Affine Algebraic Varieties

TL;DR

This paper establishes new criteria for determining when a complex algebraic variety is affine, based on the absence of complete curves, vanishing higher cohomology, and properties of boundary divisors, with illustrative examples.

Contribution

It provides a comprehensive set of conditions characterizing affineness of algebraic varieties over complex numbers, including new examples and distinctions from previous criteria.

Findings

A variety is affine if it contains no complete curves, has vanishing higher cohomology, and a boundary divisor supporting a big divisor.

Examples show that satisfying only two of the three conditions is insufficient for affineness.

The paper clarifies the role of boundary divisors and cohomology in affineness, independent of the noetherian property of the coordinate ring.

Abstract

In this paper, we give new criteria for affineness of a variety defined over $\Bbb{C}$. Our main result is that an irreducible algebraic variety $Y$ (may be singular) of dimension $d$ ($d\geq 1$) defined over $\Bbb{C}$ is an affine variety if and only if $Y$ contains no complete curves, $H^i(Y, {\mathcal{O}}_Y)=0$ for all $i>0$ and the boundary $X-Y$ is support of a big divisor, where $X$ is a projective variety containing $Y$. We construct three examples to show that a variety is not affine if it only satisfies two conditions among these three conditions.

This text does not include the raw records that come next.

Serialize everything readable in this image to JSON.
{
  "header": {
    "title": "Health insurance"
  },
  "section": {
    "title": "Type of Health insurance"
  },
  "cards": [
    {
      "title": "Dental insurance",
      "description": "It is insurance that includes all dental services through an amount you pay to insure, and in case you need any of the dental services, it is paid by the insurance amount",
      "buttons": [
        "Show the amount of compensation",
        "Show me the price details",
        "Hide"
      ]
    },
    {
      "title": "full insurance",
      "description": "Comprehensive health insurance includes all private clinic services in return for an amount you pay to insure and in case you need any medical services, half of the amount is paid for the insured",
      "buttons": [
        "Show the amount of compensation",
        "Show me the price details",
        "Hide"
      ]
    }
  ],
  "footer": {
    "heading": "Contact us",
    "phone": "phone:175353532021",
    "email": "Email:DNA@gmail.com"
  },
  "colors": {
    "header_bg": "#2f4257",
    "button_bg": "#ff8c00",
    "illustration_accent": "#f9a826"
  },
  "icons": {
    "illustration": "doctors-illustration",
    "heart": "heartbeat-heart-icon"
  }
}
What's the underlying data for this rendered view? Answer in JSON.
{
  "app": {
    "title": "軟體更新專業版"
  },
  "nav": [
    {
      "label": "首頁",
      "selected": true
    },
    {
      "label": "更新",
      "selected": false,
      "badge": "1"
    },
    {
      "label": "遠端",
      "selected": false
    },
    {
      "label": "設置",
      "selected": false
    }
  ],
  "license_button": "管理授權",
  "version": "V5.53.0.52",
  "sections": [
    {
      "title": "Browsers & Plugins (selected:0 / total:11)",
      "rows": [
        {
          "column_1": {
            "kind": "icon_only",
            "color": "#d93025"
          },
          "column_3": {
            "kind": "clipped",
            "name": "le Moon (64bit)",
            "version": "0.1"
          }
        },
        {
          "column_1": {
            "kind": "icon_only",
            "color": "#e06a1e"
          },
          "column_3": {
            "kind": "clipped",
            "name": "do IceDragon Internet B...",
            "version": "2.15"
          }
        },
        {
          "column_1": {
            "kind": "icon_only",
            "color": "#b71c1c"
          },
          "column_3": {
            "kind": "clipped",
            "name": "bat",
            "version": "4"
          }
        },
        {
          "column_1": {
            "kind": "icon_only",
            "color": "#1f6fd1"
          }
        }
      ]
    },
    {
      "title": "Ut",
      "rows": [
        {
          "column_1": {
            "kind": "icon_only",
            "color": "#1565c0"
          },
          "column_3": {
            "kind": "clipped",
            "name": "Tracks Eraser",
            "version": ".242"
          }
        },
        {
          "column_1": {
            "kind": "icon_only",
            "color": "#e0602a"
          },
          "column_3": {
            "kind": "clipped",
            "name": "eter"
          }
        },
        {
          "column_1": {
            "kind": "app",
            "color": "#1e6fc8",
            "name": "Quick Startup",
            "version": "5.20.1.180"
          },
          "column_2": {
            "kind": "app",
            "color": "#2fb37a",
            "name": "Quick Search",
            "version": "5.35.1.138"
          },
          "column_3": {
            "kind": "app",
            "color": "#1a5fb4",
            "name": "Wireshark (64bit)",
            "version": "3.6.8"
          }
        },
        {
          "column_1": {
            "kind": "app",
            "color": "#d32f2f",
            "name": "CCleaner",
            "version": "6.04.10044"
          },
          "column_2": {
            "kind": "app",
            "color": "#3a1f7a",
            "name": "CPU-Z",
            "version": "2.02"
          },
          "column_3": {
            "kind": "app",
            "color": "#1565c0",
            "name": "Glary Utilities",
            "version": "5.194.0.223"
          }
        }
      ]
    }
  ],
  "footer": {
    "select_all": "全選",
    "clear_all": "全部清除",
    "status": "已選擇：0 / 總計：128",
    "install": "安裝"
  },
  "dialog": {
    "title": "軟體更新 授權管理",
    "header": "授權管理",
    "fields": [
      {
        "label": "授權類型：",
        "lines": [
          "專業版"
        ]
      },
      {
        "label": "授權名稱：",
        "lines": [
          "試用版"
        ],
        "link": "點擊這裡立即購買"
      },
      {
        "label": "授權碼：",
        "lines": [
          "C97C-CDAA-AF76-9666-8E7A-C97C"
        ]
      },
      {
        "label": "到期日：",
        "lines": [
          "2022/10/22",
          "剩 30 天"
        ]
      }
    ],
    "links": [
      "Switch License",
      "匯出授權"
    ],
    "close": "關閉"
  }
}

We also give examples to demonstrate the difference between the behavior of the boundary divisor $D$ and the affineness of $Y$. If $Y$ is an affine variety, then the ring $\Gamma (Y, {\mathcal{O}}_Y)$ is noetherian. However, to prove that $Y$ is an affine variety, we do not start from this ring. We explain why we do not need to check the noetherian property of the ring $\Gamma (Y, {\mathcal{O}}_Y)$ directly but use the techniques of sheaf and cohomology.